15. Un coup de « bistouille » ? [titre] / La « bistouille », c’était autrefois le petit coup de genièvre, un remontant que les « gueules noires » s’offraient à l’estaminet* pour se donner du cœur au ventre avant de descendre pour une longue journée dans
la mine. (Rustica, n° 1020, 12 juillet 1989, 40.)
■ variantes. bistoule "id.". « Café bistoule (ou bistouille) […] Dans le fond de la jatte* encore chaude du café qu’on vient de boire, on se verse une “goutte” de rhum ou de brandy : l’alcool tiédit, on le boit. On procède parfois autrement :
on boit un peu du café pur, pour faire de la place dans la tasse, on verse du rhum
ou du brandy dans le café et on continue de boire » (J. Messiant, La Cuisine flamande traditionnelle, 1998, 250).
◆◆ commentaire. Le terme est surtout en usage dans le nord de la France et en Belgique (PohlBelg 1950),
mais il est relevé aussi dans le français populaire (BauchePop 1920 ; CaradecArgot
1977-1998). Il est attesté au sens 1 av. 1901, dans un exemple métalinguistique (« la consommation qu’on nomme dans le Nord la bistouille et qui se compose d’eau de marc de café additionnée d’un ou deux centilitres de fil » BruantArgot s.v. eau-de-vie)a et enregistré dans les dictionnaires généraux contemporains avec cette marque diatopique.
Le sens 2, également marqué diatopiquement dans les dictionnaires de référence (mais absent
de GLLF), est attesté en 1908 (Hamp, dans une scène située à Boulogne-sur-Mer, Frantext)b ; il est aujourd’hui employé par référence au nord de la France pour créer la couleur
locale (ex. 10), et, surtout, entré dans la voie de la dérégionalisation, au sens
élargi d’"eau-de-vie"c.

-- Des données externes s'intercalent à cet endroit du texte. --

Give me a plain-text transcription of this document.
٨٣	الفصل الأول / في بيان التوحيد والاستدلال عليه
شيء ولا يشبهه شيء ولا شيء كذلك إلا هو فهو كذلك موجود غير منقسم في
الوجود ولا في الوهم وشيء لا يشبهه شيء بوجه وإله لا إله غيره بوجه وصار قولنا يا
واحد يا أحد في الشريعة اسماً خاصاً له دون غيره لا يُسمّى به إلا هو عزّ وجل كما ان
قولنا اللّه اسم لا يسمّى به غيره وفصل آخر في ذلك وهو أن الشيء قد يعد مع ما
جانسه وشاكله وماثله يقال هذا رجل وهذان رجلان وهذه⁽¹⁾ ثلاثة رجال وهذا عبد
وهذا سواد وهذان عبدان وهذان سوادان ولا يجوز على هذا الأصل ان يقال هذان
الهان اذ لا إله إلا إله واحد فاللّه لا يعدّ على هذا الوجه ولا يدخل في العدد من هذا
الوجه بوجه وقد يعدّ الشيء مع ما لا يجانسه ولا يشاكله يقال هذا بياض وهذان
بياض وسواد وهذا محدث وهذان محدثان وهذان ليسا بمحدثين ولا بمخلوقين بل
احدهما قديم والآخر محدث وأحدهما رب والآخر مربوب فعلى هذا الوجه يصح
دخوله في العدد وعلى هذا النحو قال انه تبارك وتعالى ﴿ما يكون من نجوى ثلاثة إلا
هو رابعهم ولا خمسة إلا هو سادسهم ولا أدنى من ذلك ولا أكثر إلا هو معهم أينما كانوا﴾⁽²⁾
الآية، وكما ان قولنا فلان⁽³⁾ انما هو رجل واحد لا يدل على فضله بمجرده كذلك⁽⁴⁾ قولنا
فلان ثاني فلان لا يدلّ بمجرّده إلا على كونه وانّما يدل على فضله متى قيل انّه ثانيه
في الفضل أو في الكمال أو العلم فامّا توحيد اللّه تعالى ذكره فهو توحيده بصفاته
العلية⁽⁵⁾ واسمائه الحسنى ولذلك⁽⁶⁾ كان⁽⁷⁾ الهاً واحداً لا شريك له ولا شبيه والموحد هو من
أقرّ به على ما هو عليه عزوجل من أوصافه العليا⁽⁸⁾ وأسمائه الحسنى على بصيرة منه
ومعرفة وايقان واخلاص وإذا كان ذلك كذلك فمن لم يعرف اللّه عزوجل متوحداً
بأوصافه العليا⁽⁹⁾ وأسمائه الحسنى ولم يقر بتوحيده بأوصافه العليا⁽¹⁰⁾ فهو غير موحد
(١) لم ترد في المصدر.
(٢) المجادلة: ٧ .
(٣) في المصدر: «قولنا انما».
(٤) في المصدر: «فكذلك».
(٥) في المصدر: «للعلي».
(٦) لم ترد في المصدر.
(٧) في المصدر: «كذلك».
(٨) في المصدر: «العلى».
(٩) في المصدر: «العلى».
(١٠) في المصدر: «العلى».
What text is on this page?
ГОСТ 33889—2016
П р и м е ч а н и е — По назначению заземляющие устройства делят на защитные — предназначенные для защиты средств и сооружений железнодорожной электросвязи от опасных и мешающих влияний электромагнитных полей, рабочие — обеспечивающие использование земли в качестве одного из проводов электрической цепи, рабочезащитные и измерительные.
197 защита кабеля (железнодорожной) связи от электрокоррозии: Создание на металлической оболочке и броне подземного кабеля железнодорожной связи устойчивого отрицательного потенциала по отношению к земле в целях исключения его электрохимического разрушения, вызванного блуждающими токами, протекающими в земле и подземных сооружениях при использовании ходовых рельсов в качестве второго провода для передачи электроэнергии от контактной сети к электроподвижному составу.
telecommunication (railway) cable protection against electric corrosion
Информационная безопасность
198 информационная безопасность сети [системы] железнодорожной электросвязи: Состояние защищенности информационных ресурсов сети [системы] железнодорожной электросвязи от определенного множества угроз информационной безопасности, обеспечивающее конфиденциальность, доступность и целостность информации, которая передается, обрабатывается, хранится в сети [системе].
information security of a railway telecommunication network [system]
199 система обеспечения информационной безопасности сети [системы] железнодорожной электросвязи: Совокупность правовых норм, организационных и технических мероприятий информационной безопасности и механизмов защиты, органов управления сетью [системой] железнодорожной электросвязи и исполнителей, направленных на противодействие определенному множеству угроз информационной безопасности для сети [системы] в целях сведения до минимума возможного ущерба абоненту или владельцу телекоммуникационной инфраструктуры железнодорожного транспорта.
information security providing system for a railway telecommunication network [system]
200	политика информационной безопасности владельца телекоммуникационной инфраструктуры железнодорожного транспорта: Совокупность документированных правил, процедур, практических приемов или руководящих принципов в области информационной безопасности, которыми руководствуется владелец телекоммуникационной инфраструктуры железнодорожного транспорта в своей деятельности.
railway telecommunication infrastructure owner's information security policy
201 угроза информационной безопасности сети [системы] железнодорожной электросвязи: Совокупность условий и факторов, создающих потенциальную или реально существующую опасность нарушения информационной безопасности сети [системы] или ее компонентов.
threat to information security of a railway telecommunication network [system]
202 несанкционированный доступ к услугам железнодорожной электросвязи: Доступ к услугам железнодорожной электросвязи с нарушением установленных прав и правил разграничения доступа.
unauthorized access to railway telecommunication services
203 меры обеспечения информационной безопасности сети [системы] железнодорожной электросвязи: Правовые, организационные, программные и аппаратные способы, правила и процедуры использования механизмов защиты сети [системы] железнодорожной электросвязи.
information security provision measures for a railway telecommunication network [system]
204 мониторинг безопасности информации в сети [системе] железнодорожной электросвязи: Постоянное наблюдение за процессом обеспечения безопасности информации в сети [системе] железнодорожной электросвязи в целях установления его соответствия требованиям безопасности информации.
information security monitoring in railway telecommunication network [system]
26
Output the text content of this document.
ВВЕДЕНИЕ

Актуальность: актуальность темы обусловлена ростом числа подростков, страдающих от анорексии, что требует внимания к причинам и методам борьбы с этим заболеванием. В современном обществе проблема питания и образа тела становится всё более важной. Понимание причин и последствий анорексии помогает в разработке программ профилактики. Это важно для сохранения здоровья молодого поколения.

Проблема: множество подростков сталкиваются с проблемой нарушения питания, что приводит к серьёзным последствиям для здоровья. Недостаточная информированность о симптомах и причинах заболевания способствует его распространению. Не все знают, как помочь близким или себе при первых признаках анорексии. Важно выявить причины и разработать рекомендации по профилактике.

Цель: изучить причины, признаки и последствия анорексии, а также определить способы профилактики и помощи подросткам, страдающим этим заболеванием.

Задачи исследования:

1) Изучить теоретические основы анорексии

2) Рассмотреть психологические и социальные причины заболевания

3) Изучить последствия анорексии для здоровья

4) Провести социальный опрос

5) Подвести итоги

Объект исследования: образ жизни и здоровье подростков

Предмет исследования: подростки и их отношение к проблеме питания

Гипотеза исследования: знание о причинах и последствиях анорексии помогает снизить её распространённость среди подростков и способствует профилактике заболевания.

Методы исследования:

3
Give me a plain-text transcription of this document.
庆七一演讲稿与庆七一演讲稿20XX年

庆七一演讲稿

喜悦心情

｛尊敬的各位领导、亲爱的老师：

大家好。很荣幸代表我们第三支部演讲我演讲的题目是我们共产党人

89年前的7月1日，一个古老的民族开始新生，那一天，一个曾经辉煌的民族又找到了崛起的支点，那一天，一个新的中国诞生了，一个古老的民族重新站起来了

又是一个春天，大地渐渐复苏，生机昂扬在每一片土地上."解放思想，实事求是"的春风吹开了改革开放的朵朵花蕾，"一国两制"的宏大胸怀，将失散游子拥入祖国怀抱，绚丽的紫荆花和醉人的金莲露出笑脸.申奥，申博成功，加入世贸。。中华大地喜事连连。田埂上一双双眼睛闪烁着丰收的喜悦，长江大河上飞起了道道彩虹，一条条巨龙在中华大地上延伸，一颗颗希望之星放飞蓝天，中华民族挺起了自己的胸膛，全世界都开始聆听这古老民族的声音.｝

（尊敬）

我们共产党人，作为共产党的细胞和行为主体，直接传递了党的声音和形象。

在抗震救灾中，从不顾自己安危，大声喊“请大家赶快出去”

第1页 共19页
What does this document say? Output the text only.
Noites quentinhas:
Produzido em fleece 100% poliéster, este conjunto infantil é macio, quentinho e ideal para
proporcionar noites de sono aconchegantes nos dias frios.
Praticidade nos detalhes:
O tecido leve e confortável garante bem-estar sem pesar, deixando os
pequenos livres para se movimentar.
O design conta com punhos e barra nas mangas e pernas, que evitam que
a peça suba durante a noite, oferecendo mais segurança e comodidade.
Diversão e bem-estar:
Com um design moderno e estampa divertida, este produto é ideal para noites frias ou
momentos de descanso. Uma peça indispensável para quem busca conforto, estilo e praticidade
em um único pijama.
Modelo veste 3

C’est l’Artois, semble-t-il, qui est au cœur de l’aire de bistouille, lequel est senti dans le nord de la France comme un terme du Pas-de-Calais. On remarquera
que la forme bistrouille est bien attestée dans le sud-est du Pas-de-Calais, avec les même sens, tandis qu’en
fr. fam. bistrouille signifie "eau-de-vie de mauvaise qualité ; mauvais vin" (ainsi G. Chevalier, Clochemerle, 1934, Frantext ; aussi Rive-de-Gier, enq. J. Serme). Malgré diverses hypothèses (notamment celle
d’rattachement à fr. trouiller), ce type lexical est d’origine incertaine.
a C’est par méprise que le TLF, suivi par Rob 1985, donne cette date pour le sens "eau-de-vie".
b V. encore cette attestation dans un roman dont les acteurs sont des marins-pêcheurs
de Boulogne-sur-Mer : « À bord de la Tour d’Odre, Gingolph avait pour patron Torcaille la Bistouille, ainsi surnommé à cause du terrible goût qu’avait eu et qu’avait encore le patron
pour l’eau-de-vie mêlée de café » (R. Bazin, Gingolph l’abandonné, Paris, 1914, 243).
c Ainsi sous la plume d’un auteur lyonnais (« Au passage, je récupérai une bouteille de prune au bas d’un placard . – La bistouille, c’est encore ce qu’il y a de meilleur avec la viande froide, glissa-t-il entre ses
dents » A. Demouzon, Adieu, la Jolla, 1981, 50).
◇◇ bibliographie. CartonPouletNord 1991 ; Rézeau MélHöfler 1997, 349 ; ALPic 439 ; FEW 13/2, 42b, torculum et 396a-b, 466b, *tudiculare.
△△ enquêtes. EnqDRF 1994-96. Taux de reconnaissance (1) : Nord et Pas-de-Calais, 100 % ; Somme, 65 % ; Aisne, 50 %. (2) Dans ces mêmes départements : 0 %.